Também aqui reside o segredo da Lusofonia. E das Pátrias todas que há em cada homem que assuma a Língua como o próprio do Pensamento. Não há nada de biológico ou de territorial nisto, posto que a Língua, quando é a nossa Língua, não tem mais do que a Terra inteira. E com ela em qualquer parte da Terra seremos nós próprios.
É, portanto, urgente pensar. E só há verdadeira educação através do pensamento. Por isso chega a ser criminosa esta ideia (?) das “Novas Oportunidades”. Porque tudo passa a ser aceitável, menos a mediação e a necessidade ontológica de nos sabermos históricos e historiáveis.
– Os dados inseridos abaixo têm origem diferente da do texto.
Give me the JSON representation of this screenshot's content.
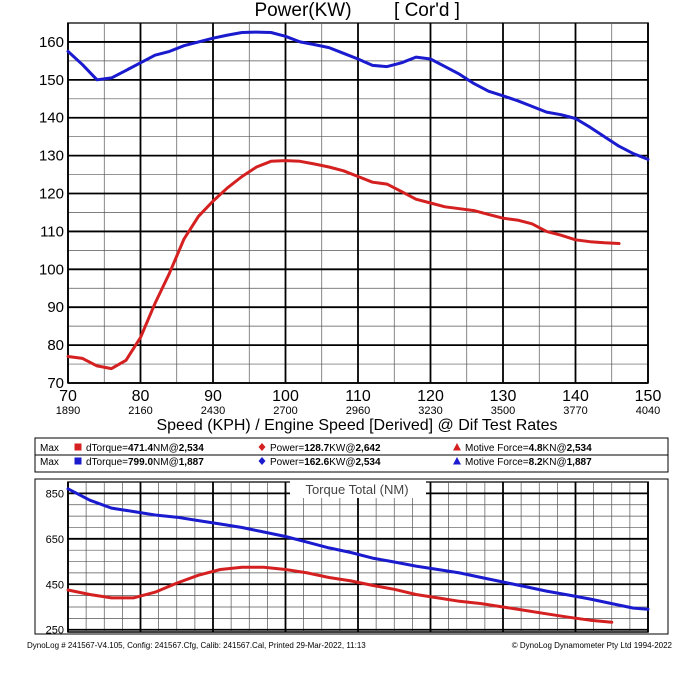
{
  "chart_data": [
    {
      "type": "line",
      "title": "Power(KW)",
      "title_extra": "[ Cor'd ]",
      "xlabel": "Speed (KPH) / Engine Speed [Derived] @ Dif Test Rates",
      "xlim": [
        70,
        150
      ],
      "ylim": [
        70,
        165
      ],
      "grid": true,
      "x_ticks": [
        {
          "kph": "70",
          "rpm": "1890"
        },
        {
          "kph": "80",
          "rpm": "2160"
        },
        {
          "kph": "90",
          "rpm": "2430"
        },
        {
          "kph": "100",
          "rpm": "2700"
        },
        {
          "kph": "110",
          "rpm": "2960"
        },
        {
          "kph": "120",
          "rpm": "3230"
        },
        {
          "kph": "130",
          "rpm": "3500"
        },
        {
          "kph": "140",
          "rpm": "3770"
        },
        {
          "kph": "150",
          "rpm": "4040"
        }
      ],
      "y_ticks": [
        70,
        80,
        90,
        100,
        110,
        120,
        130,
        140,
        150,
        160
      ],
      "series": [
        {
          "color": "#d42020",
          "x": [
            70,
            72,
            74,
            76,
            78,
            80,
            82,
            84,
            86,
            88,
            90,
            92,
            94,
            96,
            98,
            100,
            102,
            104,
            106,
            108,
            110,
            112,
            114,
            116,
            118,
            120,
            122,
            124,
            126,
            128,
            130,
            132,
            134,
            136,
            138,
            140,
            142,
            144,
            146
          ],
          "y": [
            77,
            76.5,
            74.5,
            73.8,
            76,
            82,
            91,
            99,
            108,
            114,
            118,
            121.5,
            124.5,
            127,
            128.5,
            128.7,
            128.5,
            127.8,
            127,
            126,
            124.5,
            123,
            122.5,
            120.5,
            118.5,
            117.5,
            116.5,
            116,
            115.5,
            114.5,
            113.5,
            113,
            112,
            110,
            109,
            107.8,
            107.3,
            107,
            106.8
          ]
        },
        {
          "color": "#1a1acf",
          "x": [
            70,
            72,
            74,
            76,
            78,
            80,
            82,
            84,
            86,
            88,
            90,
            92,
            94,
            96,
            98,
            100,
            102,
            104,
            106,
            108,
            110,
            112,
            114,
            116,
            118,
            120,
            122,
            124,
            126,
            128,
            130,
            132,
            134,
            136,
            138,
            140,
            142,
            144,
            146,
            148,
            150
          ],
          "y": [
            157.5,
            154,
            150,
            150.5,
            152.5,
            154.5,
            156.5,
            157.5,
            159,
            160,
            161,
            161.8,
            162.5,
            162.6,
            162.5,
            161.5,
            160,
            159.3,
            158.5,
            157,
            155.5,
            153.8,
            153.5,
            154.5,
            156,
            155.5,
            153.5,
            151.5,
            149,
            147,
            145.8,
            144.5,
            143,
            141.5,
            140.8,
            139.8,
            137.5,
            135,
            132.5,
            130.5,
            129
          ]
        }
      ]
    },
    {
      "type": "line",
      "title": "Torque Total (NM)",
      "xlim": [
        70,
        150
      ],
      "ylim": [
        240,
        900
      ],
      "grid": true,
      "y_ticks": [
        250,
        450,
        650,
        850
      ],
      "series": [
        {
          "color": "#d42020",
          "x": [
            70,
            73,
            76,
            79,
            82,
            85,
            88,
            91,
            94,
            97,
            100,
            103,
            106,
            109,
            112,
            115,
            118,
            121,
            124,
            127,
            130,
            133,
            136,
            139,
            142,
            145
          ],
          "y": [
            425,
            405,
            390,
            390,
            415,
            455,
            490,
            515,
            525,
            525,
            515,
            500,
            480,
            465,
            445,
            428,
            405,
            390,
            375,
            365,
            350,
            335,
            320,
            305,
            292,
            283
          ]
        },
        {
          "color": "#1a1acf",
          "x": [
            70,
            73,
            76,
            79,
            82,
            85,
            88,
            91,
            94,
            97,
            100,
            103,
            106,
            109,
            112,
            115,
            118,
            121,
            124,
            127,
            130,
            133,
            136,
            139,
            142,
            145,
            148,
            150
          ],
          "y": [
            870,
            820,
            785,
            770,
            755,
            745,
            730,
            715,
            700,
            680,
            660,
            635,
            610,
            590,
            565,
            548,
            530,
            515,
            500,
            480,
            460,
            440,
            420,
            403,
            385,
            365,
            345,
            340
          ]
        }
      ]
    }
  ],
  "max_rows": [
    {
      "label": "Max",
      "torque": {
        "name": "dTorque=",
        "value": "471.4",
        "unit": "NM",
        "at": "@",
        "rpm": "2,534",
        "color": "#d42020"
      },
      "power": {
        "name": "Power=",
        "value": "128.7",
        "unit": "KW",
        "at": "@",
        "rpm": "2,642",
        "color": "#d42020"
      },
      "force": {
        "name": "Motive Force=",
        "value": "4.8",
        "unit": "KN",
        "at": "@",
        "rpm": "2,534",
        "color": "#d42020"
      }
    },
    {
      "label": "Max",
      "torque": {
        "name": "dTorque=",
        "value": "799.0",
        "unit": "NM",
        "at": "@",
        "rpm": "1,887",
        "color": "#1a1acf"
      },
      "power": {
        "name": "Power=",
        "value": "162.6",
        "unit": "KW",
        "at": "@",
        "rpm": "2,534",
        "color": "#1a1acf"
      },
      "force": {
        "name": "Motive Force=",
        "value": "8.2",
        "unit": "KN",
        "at": "@",
        "rpm": "1,887",
        "color": "#1a1acf"
      }
    }
  ],
  "footer": {
    "left": "DynoLog # 241567-V4.105, Config: 241567.Cfg, Calib: 241567.Cal, Printed 29-Mar-2022, 11:13",
    "right": "© DynoLog Dynamometer Pty Ltd 1994-2022"
  }
}
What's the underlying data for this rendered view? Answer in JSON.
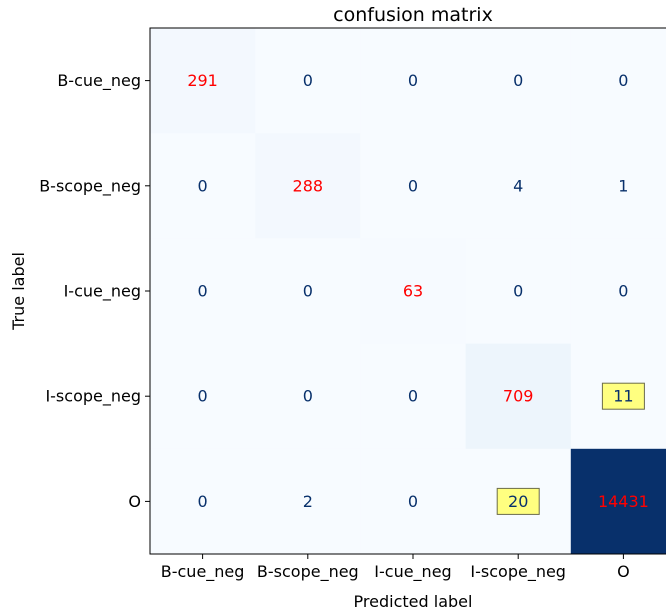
{
  "chart_data": {
    "type": "heatmap",
    "title": "confusion matrix",
    "xlabel": "Predicted label",
    "ylabel": "True label",
    "x_categories": [
      "B-cue_neg",
      "B-scope_neg",
      "I-cue_neg",
      "I-scope_neg",
      "O"
    ],
    "y_categories": [
      "B-cue_neg",
      "B-scope_neg",
      "I-cue_neg",
      "I-scope_neg",
      "O"
    ],
    "values": [
      [
        291,
        0,
        0,
        0,
        0
      ],
      [
        0,
        288,
        0,
        4,
        1
      ],
      [
        0,
        0,
        63,
        0,
        0
      ],
      [
        0,
        0,
        0,
        709,
        11
      ],
      [
        0,
        2,
        0,
        20,
        14431
      ]
    ],
    "colormap": "Blues",
    "diagonal_text_color": "#ff0000",
    "offdiag_text_color": "#08306b",
    "highlight_fill": "#ffff80",
    "highlighted_cells": [
      [
        3,
        4
      ],
      [
        4,
        3
      ]
    ],
    "colorbar": false,
    "grid": false
  }
}
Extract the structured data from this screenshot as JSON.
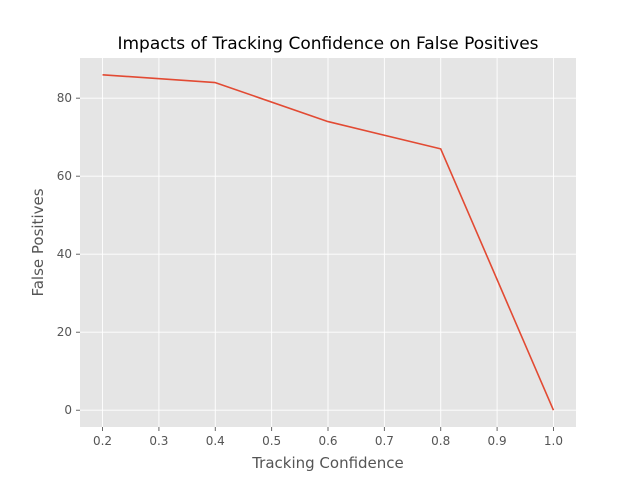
{
  "chart_data": {
    "type": "line",
    "title": "Impacts of Tracking Confidence on False Positives",
    "xlabel": "Tracking Confidence",
    "ylabel": "False Positives",
    "x": [
      0.2,
      0.4,
      0.6,
      0.8,
      1.0
    ],
    "series": [
      {
        "values": [
          86,
          84,
          74,
          67,
          0
        ]
      }
    ],
    "xlim": [
      0.16,
      1.04
    ],
    "ylim": [
      -4.3,
      90.3
    ],
    "xticks": [
      0.2,
      0.3,
      0.4,
      0.5,
      0.6,
      0.7,
      0.8,
      0.9,
      1.0
    ],
    "xtick_labels": [
      "0.2",
      "0.3",
      "0.4",
      "0.5",
      "0.6",
      "0.7",
      "0.8",
      "0.9",
      "1.0"
    ],
    "yticks": [
      0,
      20,
      40,
      60,
      80
    ],
    "ytick_labels": [
      "0",
      "20",
      "40",
      "60",
      "80"
    ],
    "grid": true,
    "style": {
      "background": "#e5e5e5",
      "grid_color": "#ffffff",
      "line_color": "#e24a33",
      "tick_color": "#555555"
    }
  }
}
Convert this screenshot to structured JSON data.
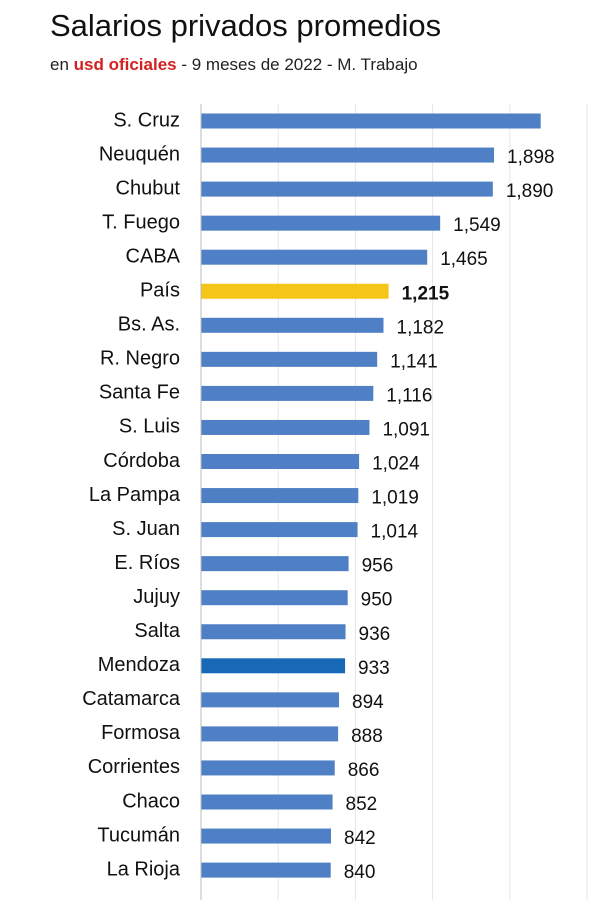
{
  "chart_data": {
    "type": "bar",
    "orientation": "horizontal",
    "title": "Salarios privados promedios",
    "subtitle": [
      {
        "text": "en ",
        "color": "#222222",
        "bold": false
      },
      {
        "text": "usd oficiales",
        "color": "#d42020",
        "bold": true
      },
      {
        "text": " - 9 meses de 2022 - M. Trabajo",
        "color": "#222222",
        "bold": false
      }
    ],
    "categories": [
      "S. Cruz",
      "Neuquén",
      "Chubut",
      "T. Fuego",
      "CABA",
      "País",
      "Bs. As.",
      "R. Negro",
      "Santa Fe",
      "S. Luis",
      "Córdoba",
      "La Pampa",
      "S. Juan",
      "E. Ríos",
      "Jujuy",
      "Salta",
      "Mendoza",
      "Catamarca",
      "Formosa",
      "Corrientes",
      "Chaco",
      "Tucumán",
      "La Rioja"
    ],
    "values": [
      2200,
      1898,
      1890,
      1549,
      1465,
      1215,
      1182,
      1141,
      1116,
      1091,
      1024,
      1019,
      1014,
      956,
      950,
      936,
      933,
      894,
      888,
      866,
      852,
      842,
      840
    ],
    "value_labels": [
      null,
      "1,898",
      "1,890",
      "1,549",
      "1,465",
      "1,215",
      "1,182",
      "1,141",
      "1,116",
      "1,091",
      "1,024",
      "1,019",
      "1,014",
      "956",
      "950",
      "936",
      "933",
      "894",
      "888",
      "866",
      "852",
      "842",
      "840"
    ],
    "value_label_bold": [
      false,
      false,
      false,
      false,
      false,
      true,
      false,
      false,
      false,
      false,
      false,
      false,
      false,
      false,
      false,
      false,
      false,
      false,
      false,
      false,
      false,
      false,
      false
    ],
    "colors": [
      "#4f7fc4",
      "#4f7fc4",
      "#4f7fc4",
      "#4f7fc4",
      "#4f7fc4",
      "#f5c518",
      "#4f7fc4",
      "#4f7fc4",
      "#4f7fc4",
      "#4f7fc4",
      "#4f7fc4",
      "#4f7fc4",
      "#4f7fc4",
      "#4f7fc4",
      "#4f7fc4",
      "#4f7fc4",
      "#1769b8",
      "#4f7fc4",
      "#4f7fc4",
      "#4f7fc4",
      "#4f7fc4",
      "#4f7fc4",
      "#4f7fc4"
    ],
    "xlim": [
      0,
      2500
    ],
    "xticks": [
      0,
      500,
      1000,
      1500,
      2000,
      2500
    ],
    "grid": true
  }
}
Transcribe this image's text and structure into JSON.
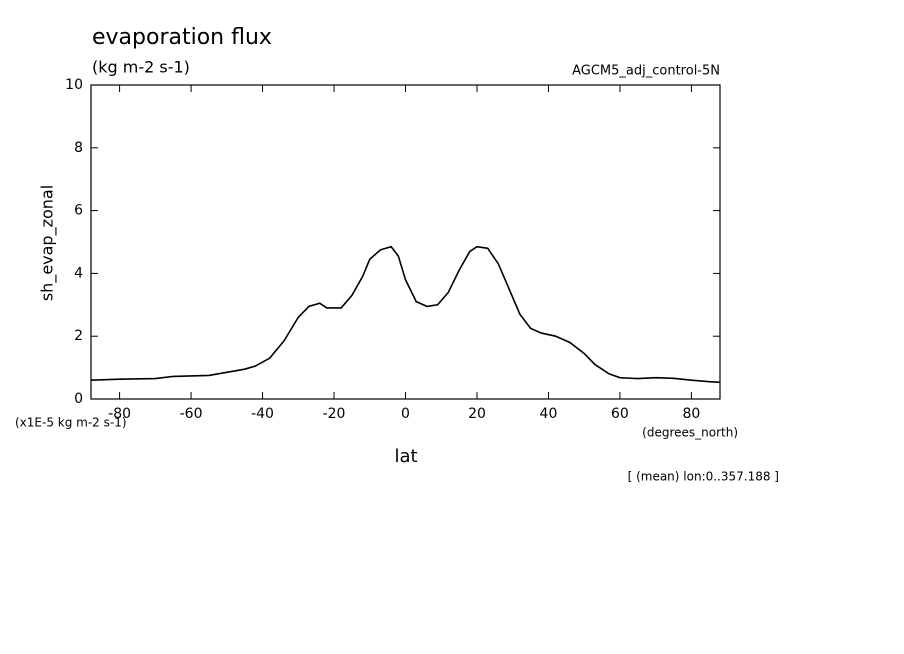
{
  "chart_data": {
    "type": "line",
    "title": "evaporation flux",
    "subtitle": "(kg m-2 s-1)",
    "dataset": "AGCM5_adj_control-5N",
    "y_label": "sh_evap_zonal",
    "y_unit": "(x1E-5 kg m-2 s-1)",
    "x_label": "lat",
    "x_unit": "(degrees_north)",
    "note": "[ (mean) lon:0..357.188 ]",
    "x": [
      -88,
      -80,
      -70,
      -65,
      -55,
      -50,
      -45,
      -42,
      -38,
      -34,
      -30,
      -27,
      -24,
      -22,
      -18,
      -15,
      -12,
      -10,
      -7,
      -4,
      -2,
      0,
      3,
      6,
      9,
      12,
      15,
      18,
      20,
      23,
      26,
      29,
      32,
      35,
      38,
      42,
      46,
      50,
      53,
      57,
      60,
      65,
      70,
      75,
      80,
      85,
      88
    ],
    "series": [
      {
        "color": "#000000",
        "values": [
          0.6,
          0.63,
          0.65,
          0.72,
          0.75,
          0.85,
          0.95,
          1.05,
          1.3,
          1.85,
          2.6,
          2.95,
          3.05,
          2.9,
          2.9,
          3.3,
          3.9,
          4.45,
          4.75,
          4.85,
          4.55,
          3.8,
          3.1,
          2.95,
          3.0,
          3.4,
          4.1,
          4.7,
          4.85,
          4.8,
          4.3,
          3.5,
          2.7,
          2.25,
          2.1,
          2.0,
          1.8,
          1.45,
          1.1,
          0.8,
          0.68,
          0.65,
          0.68,
          0.66,
          0.6,
          0.55,
          0.53
        ]
      }
    ],
    "xlim": [
      -88,
      88
    ],
    "xticks": [
      -80,
      -60,
      -40,
      -20,
      0,
      20,
      40,
      60,
      80
    ],
    "ylim": [
      0,
      10
    ],
    "yticks": [
      0,
      2,
      4,
      6,
      8,
      10
    ]
  }
}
É urgente que assumamos uma vida contável e não nos consumamos num viver descontável. E termos uma vida contável é assumirmos uma vida que se apresente na Língua, que nela se revista de formas de pensamento. E só de dentro dum viver verdadeiramente conversável é que podemos assumir o mundo como a presentificação dos sentidos. Só assim podemos converter-nos ao que nos transcende.
O pensamento é assim, também, um passamento. Um passar a limpo o que nos inquieta. Um passar o vau, fazendo a união entre margens. E um assumirmos a morte sempre que necessário porque as palavras são veículos que nos levam mesmo para lá do que somos. Metaforicamente, ou não, podemos sair de nós. São elas que permitem que nos façamos ao mar. E com elas, por elas, naufragaremos ou chegaremos aonde for possível, até mesmo à impossibilidade dos nossos sonhos se tornarem demasiado reais para deixarem de ser nossos. Esse o maior sortilégio da literatura. E de todas as formas de Pensamento.